LTAT.01.001 Natural language processing
This course aims to provide an overview of the main tasks in the field of natural language processing and to introduce the contemporary methods to address them. The course will cover tasks such as language modeling and word/sentence representations, text classification, sequence tagging for finding parts of speech or morphological features, information extraction such as named entity recognition, finding the important structural parts of a sentence as well as some higher level tasks such as machine translation.
During recent years, the NLP field has more and more started to use deep neural models. Thus, in this course we will look at various deep neural models that are nowadays commonly used for NLP: recurrent networks for modeling sequential data, convolutional networks for text classification, static and contextual word embeddings, attention mechanism for finding alignment between different inputs or inputs and outputs.

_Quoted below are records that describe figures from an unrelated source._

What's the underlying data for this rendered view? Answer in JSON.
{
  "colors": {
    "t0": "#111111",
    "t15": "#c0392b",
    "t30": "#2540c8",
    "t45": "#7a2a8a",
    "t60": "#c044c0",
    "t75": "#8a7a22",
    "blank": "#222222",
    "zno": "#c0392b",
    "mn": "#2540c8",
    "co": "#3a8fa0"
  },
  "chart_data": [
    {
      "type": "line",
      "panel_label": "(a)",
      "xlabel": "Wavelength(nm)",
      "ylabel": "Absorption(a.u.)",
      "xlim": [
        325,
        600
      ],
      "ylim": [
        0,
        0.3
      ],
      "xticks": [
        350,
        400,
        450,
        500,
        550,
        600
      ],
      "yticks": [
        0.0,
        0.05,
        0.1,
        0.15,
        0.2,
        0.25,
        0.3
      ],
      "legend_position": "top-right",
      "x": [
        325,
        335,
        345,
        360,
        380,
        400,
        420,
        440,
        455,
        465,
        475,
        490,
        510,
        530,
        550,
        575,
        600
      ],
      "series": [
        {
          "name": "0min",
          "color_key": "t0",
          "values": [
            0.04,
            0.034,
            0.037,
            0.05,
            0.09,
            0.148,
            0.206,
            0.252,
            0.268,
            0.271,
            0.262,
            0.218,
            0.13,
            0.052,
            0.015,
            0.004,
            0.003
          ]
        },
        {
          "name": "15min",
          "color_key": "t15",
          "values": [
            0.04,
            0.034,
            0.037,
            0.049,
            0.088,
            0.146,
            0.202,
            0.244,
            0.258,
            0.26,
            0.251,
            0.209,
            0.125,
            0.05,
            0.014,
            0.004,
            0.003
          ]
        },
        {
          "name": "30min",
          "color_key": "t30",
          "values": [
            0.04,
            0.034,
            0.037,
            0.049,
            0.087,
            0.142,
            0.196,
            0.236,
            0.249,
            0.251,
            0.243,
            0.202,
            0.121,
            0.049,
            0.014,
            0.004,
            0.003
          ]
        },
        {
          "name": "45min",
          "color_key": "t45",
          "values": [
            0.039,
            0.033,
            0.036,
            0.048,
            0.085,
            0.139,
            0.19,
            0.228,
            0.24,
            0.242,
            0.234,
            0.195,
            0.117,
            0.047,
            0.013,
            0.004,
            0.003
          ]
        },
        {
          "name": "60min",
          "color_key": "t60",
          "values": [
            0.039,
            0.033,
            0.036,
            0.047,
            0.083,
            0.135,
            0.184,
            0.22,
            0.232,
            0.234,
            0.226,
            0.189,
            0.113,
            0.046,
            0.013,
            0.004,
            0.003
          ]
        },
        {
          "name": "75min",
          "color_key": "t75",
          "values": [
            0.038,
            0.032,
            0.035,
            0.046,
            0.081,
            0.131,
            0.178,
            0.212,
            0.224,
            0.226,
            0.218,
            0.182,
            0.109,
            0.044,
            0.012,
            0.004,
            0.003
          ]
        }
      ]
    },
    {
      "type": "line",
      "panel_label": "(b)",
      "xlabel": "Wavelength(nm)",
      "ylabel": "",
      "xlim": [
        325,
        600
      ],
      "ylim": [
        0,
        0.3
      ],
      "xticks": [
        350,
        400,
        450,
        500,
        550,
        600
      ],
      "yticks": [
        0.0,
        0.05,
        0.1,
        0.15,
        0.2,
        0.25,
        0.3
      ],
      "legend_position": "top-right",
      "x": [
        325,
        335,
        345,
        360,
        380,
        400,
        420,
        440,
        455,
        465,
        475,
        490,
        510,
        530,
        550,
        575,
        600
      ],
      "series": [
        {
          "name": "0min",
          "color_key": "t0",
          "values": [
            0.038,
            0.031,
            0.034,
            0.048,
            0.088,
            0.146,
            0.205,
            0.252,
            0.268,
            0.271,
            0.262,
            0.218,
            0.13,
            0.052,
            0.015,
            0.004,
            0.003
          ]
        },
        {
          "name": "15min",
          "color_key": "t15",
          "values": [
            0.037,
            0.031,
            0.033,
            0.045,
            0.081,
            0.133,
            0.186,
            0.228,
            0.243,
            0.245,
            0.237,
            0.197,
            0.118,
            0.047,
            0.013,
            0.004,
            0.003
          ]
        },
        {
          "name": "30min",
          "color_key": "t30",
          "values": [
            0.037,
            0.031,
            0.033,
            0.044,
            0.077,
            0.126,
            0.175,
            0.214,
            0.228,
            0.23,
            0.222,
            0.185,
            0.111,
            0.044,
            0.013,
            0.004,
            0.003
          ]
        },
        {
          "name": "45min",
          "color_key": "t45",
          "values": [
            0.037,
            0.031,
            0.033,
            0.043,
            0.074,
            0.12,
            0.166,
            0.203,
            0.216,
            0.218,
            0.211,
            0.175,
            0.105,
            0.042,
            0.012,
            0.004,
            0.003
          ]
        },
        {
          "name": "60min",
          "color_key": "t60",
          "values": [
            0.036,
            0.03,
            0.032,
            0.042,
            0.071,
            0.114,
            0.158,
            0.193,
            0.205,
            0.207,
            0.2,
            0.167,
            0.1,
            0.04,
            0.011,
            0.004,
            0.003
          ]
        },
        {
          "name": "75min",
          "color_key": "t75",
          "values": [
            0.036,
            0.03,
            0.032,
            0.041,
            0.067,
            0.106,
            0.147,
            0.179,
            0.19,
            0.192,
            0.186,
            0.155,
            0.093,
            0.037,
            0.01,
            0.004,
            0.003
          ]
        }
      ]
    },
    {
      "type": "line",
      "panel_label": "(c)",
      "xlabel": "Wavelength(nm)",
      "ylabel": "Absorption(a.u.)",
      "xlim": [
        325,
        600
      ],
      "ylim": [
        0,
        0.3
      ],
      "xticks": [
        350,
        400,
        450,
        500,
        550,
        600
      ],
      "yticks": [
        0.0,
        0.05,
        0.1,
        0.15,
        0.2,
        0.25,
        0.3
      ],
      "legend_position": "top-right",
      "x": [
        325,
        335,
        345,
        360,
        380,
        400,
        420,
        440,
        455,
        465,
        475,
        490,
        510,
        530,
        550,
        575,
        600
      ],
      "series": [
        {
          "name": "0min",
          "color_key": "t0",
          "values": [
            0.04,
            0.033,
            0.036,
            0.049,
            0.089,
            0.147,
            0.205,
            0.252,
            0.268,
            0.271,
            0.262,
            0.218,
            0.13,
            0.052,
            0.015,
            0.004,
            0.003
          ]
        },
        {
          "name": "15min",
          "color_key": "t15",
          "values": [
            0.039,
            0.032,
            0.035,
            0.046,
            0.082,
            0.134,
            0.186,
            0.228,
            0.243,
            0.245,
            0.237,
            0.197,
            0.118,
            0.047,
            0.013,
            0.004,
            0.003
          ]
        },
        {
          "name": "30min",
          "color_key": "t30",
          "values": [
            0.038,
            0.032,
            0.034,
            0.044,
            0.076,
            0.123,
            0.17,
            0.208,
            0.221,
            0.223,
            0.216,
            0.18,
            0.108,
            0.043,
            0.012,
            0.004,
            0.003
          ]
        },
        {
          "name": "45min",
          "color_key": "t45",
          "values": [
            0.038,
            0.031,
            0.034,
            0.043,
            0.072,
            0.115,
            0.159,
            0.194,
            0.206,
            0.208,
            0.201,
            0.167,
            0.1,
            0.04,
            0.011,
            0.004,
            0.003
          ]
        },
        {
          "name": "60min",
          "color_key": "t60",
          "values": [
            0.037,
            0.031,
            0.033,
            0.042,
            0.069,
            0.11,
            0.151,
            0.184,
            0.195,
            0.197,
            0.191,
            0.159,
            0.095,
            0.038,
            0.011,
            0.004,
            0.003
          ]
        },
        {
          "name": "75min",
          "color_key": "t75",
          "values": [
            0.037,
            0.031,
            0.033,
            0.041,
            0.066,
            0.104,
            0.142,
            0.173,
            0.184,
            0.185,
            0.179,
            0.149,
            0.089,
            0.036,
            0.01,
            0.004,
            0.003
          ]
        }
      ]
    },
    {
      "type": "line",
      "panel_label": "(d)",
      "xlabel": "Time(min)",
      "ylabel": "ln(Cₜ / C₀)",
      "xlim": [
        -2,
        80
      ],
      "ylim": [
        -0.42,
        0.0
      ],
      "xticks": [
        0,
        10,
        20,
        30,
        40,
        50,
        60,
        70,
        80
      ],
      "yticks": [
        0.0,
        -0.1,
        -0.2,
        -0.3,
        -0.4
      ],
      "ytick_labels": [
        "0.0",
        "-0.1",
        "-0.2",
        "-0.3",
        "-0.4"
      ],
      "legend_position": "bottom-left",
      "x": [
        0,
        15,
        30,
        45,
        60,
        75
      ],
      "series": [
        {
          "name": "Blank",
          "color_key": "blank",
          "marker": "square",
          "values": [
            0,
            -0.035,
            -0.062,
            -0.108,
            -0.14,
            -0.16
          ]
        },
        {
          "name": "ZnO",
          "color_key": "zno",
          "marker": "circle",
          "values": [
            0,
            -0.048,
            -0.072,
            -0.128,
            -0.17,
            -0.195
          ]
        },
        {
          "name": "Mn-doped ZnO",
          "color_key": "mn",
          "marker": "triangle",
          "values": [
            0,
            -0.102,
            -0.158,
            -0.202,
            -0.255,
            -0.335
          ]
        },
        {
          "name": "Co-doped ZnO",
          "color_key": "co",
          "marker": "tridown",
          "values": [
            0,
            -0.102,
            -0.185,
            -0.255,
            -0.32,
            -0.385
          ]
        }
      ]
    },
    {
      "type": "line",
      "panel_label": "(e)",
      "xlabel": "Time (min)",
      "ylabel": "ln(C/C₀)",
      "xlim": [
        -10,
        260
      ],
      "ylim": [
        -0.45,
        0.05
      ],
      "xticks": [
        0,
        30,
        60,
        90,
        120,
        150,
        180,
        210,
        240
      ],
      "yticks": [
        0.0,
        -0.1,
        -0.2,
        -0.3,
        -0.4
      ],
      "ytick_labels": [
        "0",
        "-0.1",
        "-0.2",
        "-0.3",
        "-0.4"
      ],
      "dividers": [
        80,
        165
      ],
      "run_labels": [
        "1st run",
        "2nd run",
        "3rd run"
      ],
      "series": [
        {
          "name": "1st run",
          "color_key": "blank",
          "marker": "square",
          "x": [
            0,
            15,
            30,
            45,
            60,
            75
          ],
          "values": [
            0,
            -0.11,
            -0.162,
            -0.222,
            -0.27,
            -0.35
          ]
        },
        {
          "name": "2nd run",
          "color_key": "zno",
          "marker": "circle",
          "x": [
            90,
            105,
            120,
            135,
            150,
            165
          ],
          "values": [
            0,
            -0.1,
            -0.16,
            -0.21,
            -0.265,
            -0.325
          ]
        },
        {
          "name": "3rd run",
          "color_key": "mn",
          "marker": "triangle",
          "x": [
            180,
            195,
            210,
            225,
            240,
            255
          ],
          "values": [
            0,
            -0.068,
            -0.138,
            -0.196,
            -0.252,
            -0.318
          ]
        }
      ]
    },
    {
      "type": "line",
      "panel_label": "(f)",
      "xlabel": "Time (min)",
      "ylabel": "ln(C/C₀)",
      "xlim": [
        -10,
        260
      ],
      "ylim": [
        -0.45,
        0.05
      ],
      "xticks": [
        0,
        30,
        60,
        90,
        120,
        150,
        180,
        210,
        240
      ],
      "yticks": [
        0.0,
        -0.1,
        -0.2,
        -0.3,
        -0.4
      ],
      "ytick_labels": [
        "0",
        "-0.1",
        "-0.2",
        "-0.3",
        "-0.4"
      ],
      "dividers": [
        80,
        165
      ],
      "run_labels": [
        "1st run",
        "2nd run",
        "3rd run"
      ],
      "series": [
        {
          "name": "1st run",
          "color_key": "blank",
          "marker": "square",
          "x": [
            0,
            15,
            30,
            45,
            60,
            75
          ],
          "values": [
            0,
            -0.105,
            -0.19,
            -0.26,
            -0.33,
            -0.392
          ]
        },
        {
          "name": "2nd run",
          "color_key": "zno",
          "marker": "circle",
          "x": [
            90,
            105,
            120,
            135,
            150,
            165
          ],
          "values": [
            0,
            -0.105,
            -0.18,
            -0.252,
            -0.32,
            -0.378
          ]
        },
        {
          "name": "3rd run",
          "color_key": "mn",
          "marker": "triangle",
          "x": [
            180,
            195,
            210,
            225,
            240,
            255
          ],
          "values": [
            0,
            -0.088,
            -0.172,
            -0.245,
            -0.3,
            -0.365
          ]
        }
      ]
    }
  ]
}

According to the University guidelines, the lectures and practicums will be virtual until the end of the semester.
- Lectures: Wednesdays at 10:15
- Delta building (Narva mnt 18), room 1008
- Lecture zoom
- Labs: Tuesdays at 16:15
- Delta building (Narva mnt 18), room 2048
- Labs zoom
- Lecturer: Kairit Sirts (email@example.com)
- Virtual office hours: Wednesdays 11:45-12:15, in the Lecture zoom room
- Main TA: Claudia Kittask (firstname.lastname@example.org)
- Backup TA: Kirill Milintsevich (email@example.com)
|Reading tests||20 points||10 reading tests, max 2 points each|
|Reading questions||5 points||1 question per min 5 reading topics, max 1 points each|
|Homeworks||42+6 points||6 practical homeworks, max 7 points each + max 1 point per extra task|
- Deadlines for homeworks and project milestones are on Tuesdays at 23:59.
- Deadlines for reading tests and questions are on Wednesdays at 23:59.
All deadlines are strict!
In order to pass the course, you have to:
- Obtain half of the points from each assessment type:
- 10 from reading tests,
- 2 from creating reading questions,
- 21 from homeworks,
- 18 from the project.
- Submit at least 5 homeworks out of 7 (the second homework comes in two parts).
- Each of the submitted homeworks must be worth of at least 1 point.
- Completing the 2nd homework part I is mandatory!
- Submit all six project milestones.
This course assumes knowledge from various areas. In Study Information System, the required prerequisite course is Machine Learning (MTAT.03.227) and the recommended prerequisite courses are Language Technology (MTAT.06.045) and Artificial Intelligence I (MTAT.06.008). In practice, we also assume the basic knowledge of higher math (calculus, linear algebra, probabilities) and computer programming (python). If you lack some of the required knowledge then it is your responsibility to acquire it at the level necessary for advancing on this course. We can help to find suitable materials for obtaining the necessary background.